On Friday, Washington Post Wonkblog published a notable article about “clean coal,” defined by reporter Max Ehrenfreund as “[t]he suite of technologies that the industry hopes could one day remove carbon dioxide from exhaust at coal-fired power.”
The most mature of these “clean coal” technologies is known as carbon capture and sequestration (“CCS”), although it has never been outfitted on a coal-fired power plant of even moderate size. The purpose of the Washington Post article was to throw cold water on recent media reports regarding the promise of clean coal. According to Mr. Ehrenfreund, the case for CCS in the U.S. is “weak,” because the technology is “exorbitantly expensive.”
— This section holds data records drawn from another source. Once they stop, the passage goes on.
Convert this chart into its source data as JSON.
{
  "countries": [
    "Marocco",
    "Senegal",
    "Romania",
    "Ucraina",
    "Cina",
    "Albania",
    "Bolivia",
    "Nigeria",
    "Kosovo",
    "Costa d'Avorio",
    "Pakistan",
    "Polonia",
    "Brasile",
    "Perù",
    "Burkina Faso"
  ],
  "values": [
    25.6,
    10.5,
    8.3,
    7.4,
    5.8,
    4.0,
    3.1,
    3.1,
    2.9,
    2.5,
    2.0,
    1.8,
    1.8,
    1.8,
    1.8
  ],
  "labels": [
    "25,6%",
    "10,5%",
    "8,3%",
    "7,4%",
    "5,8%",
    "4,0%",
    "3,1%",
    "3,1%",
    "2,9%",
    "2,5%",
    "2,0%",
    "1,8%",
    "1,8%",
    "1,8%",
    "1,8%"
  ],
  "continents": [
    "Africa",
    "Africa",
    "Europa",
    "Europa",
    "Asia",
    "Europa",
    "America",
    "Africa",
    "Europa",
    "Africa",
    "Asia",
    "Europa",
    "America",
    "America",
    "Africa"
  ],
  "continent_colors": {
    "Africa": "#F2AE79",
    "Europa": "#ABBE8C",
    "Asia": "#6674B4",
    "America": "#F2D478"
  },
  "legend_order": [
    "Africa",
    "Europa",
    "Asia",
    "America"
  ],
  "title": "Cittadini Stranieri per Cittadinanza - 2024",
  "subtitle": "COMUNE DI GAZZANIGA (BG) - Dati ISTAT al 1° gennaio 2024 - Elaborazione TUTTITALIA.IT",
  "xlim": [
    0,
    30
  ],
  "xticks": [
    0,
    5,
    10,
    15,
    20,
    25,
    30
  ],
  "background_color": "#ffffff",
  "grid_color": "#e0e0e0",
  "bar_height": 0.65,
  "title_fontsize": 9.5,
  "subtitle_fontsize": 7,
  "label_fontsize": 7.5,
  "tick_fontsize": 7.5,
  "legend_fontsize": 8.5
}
Somewhat bizarrely, the Wonkblog reporter failed to mention that the Environmental Protection Agency in February proposed the Carbon Pollution Standard, a requirement for CCS on all new coal-fired power plants. Due to a unique provision of the Clean Air Act, the regulation goes into effect upon proposal. As a result, all new coal-fired power plants require “clean coal” technology—the very technology that is the subject of the Washington Post Wonkblog article. You’d think that this would qualify as “news.”
Whatever the reason for this rather conspicuous omission, I want to draw attention to the reporter’s use of language, which offers an important legal lesson. Mr. Ehrenfreund wrote that CCS is “exorbitantly” costly. This modifier is supremely apt; it is the exact word chosen by the D.C. Circuit Court of Appeals* to describe an impermissible requirement pursuant to the provision of the Clean Air Act that authorizes the aforementioned Carbon Pollution Standard. See Essex Chemical Corp. v. Ruckelshaus, 486 F. 2d 427 at 433 (D.C. Cir. 1973). As such, if the costs of carbon capture and sequestration are in fact “exorbitant,” then the regulation is illegal.
In the instance, Mr. Ehrenfreund is spot-on: carbon capture and sequestration is undoubtedly “exorbitantly” expensive and is, therefore, outside the legal bounds of the Clean Air Act. Consider, for example, the only “clean coal” CCS project now being constructed in the U.S., the 580 megawatt Kemper power plant in Mississippi. After many cost-overruns, the current project tab is $5.2 billion. This is well more than 5 times the cost of a comparably-sized coal-fired power plant equipped with the most advanced controls for conventional pollutants.
While the courts have never put a precise number on what constitutes impermissible, “exorbitant” costs, I’ve performed a comprehensive search of the D.C. Circuit’s review of the Clean Air Act regulatory regime that produced the Carbon Pollution Standard, and the largest compliance cost considered by the court was “approximately 12 percent of the investment for the total facility”. See Portland Cement Association v. Ruckelshaus, 486 F. 2d 375 at 387 (D.C. Cir. 1973) by comparison, carbon capture and sequestration evidently adds at least 500 percent to the investment for a new coal-fired facility. Clearly, when it comes to costs, we’re talking about a whole different ballgame than anything the court has reviewed.
*the D.C. Circuit is the exclusive court of review for a Clean Air Act Section 111(b) New Source Performance Standard. This is the section that authorizes the Carbon Pollution Standard.